Five hidden costs of renovating
Renovations come in all shapes and sizes and that means they come in all costs, too. Some can be major and cost tens or hundreds of thousands and some can be minor, costing a hundred dollars or so here and there. But no matter the cost of your renovation, there’s nothing worse than unexpected expenses, so we thought we’d reveal five of the major hidden costs when it comes to renovating.
If you’ve had your own experience with this then share your story in the comments below…
The problem with digging into an old home is that you might come across unexpected maintenance jobs while you’re at it. Things like electrical rewiring, plumbing, accidental errors, water damage, termites and paint chips during a renovation all need to be addressed and while you’re in the thick of it, you may as well do it now. This has the potential to add significant costs to the job that you wouldn’t have planned for. The good news is that these save you a lot in the long run, so you’re better off addressing them now.
If you’re doing major renovations and need to provide contractors with unobstructed access to the property, you’re likely to need alternative housing for your pets. Pet resorts can cost quite a bit, so it’s worthwhile checking with a neighbor, family member or friends to see if they can help out during the renovation.
If you're renovating the kitchen, making your own meals during the renovation period might be out of the question, especially if you aren't able to plug your appliances in elsewhere. In some cases, you can set up a temporary, mini-kitchen with a mini-fridge, toaster oven and camp stove so you’re still functional, but if you haven’t done that then you will need to budget for meals while the kitchen is out of action.
If you’re just renovating your own home where you live full time, you won’t have any troubles. However, if you are renovating an investment property then you need to consider what this means for tax. According to the Australian Taxation Office, you’re likely to be entering into a profit-making activity if you acquire a property with the intention of renovating and selling it at a profit, and go about it in a business-like way. This could have implications for the way the profits are taxed (as income or capital) and for GST. Your net gain or loss from the property sale after the renovation are subject to capital gains tax so you might want to have a financial planner help with your renovation model so the tax amount doesn’t outweigh the profit.

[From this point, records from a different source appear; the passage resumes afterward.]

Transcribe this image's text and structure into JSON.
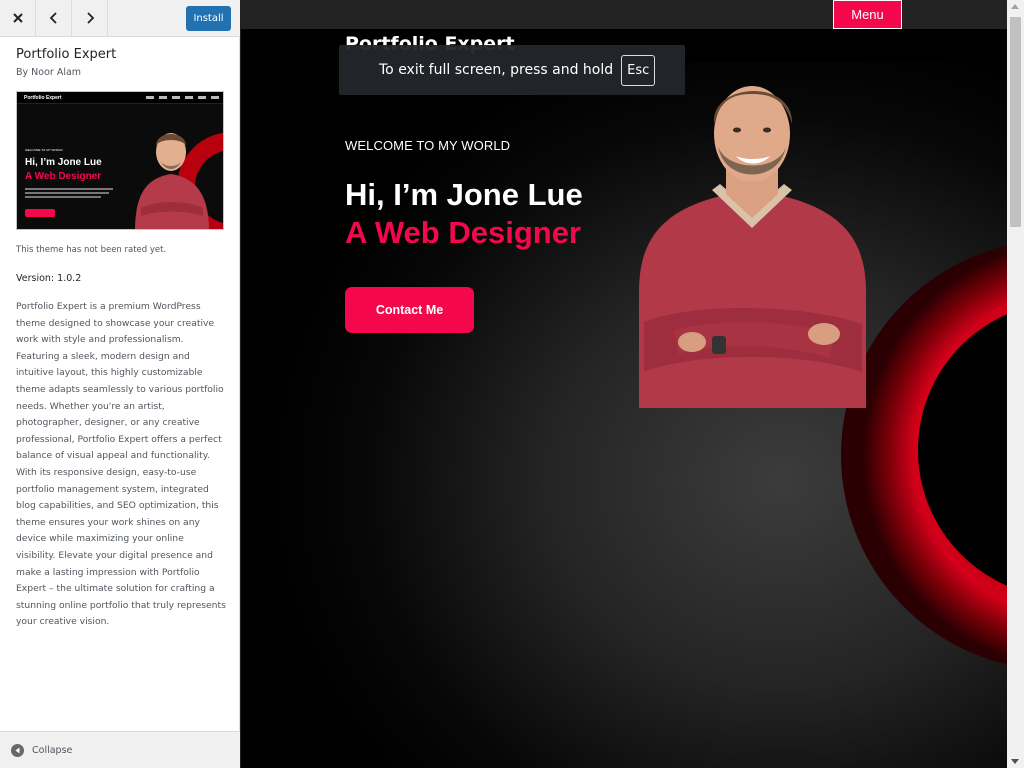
{
  "sidebar": {
    "header": {
      "close_icon": "close-icon",
      "prev_icon": "chevron-left-icon",
      "next_icon": "chevron-right-icon",
      "install_label": "Install"
    },
    "theme_name": "Portfolio Expert",
    "theme_author": "By Noor Alam",
    "screenshot": {
      "logo": "Portfolio Expert",
      "welcome": "WELCOME TO MY WORLD",
      "line1": "Hi, I’m Jone Lue",
      "line2": "A Web Designer"
    },
    "rating_text": "This theme has not been rated yet.",
    "version_text": "Version: 1.0.2",
    "description": "Portfolio Expert is a premium WordPress theme designed to showcase your creative work with style and professionalism. Featuring a sleek, modern design and intuitive layout, this highly customizable theme adapts seamlessly to various portfolio needs. Whether you're an artist, photographer, designer, or any creative professional, Portfolio Expert offers a perfect balance of visual appeal and functionality. With its responsive design, easy-to-use portfolio management system, integrated blog capabilities, and SEO optimization, this theme ensures your work shines on any device while maximizing your online visibility. Elevate your digital presence and make a lasting impression with Portfolio Expert – the ultimate solution for crafting a stunning online portfolio that truly represents your creative vision.",
    "collapse_label": "Collapse"
  },
  "preview": {
    "site_title": "Portfolio Expert",
    "menu_label": "Menu",
    "welcome": "WELCOME TO MY WORLD",
    "hero_line1": "Hi, I’m Jone Lue",
    "hero_line2": "A Web Designer",
    "contact_label": "Contact Me",
    "fullscreen_notice": "To exit full screen, press and hold",
    "esc_key": "Esc"
  },
  "colors": {
    "accent": "#f5074c",
    "wp_blue": "#2271b1",
    "dark_bg": "#000000"
  }
}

Sometimes when you have grand visions for your renovation, you can overlook the minor details like preparing the site. If there’s the requirement for machinery to have access to the course, some preparations might be needed. This is called site works and includes removal of trees, flattening land, building retaining walls and could require excavators, cranes and tractors. By speaking to a professional early on in the renovation planning process, you can get a good indication about whether or not you will require site works.
So there you have it. Plan well, budget wisely and seek professional advice whenever you’re not sure and you should be able to comfortably avoid unforeseen costs in your next renovation!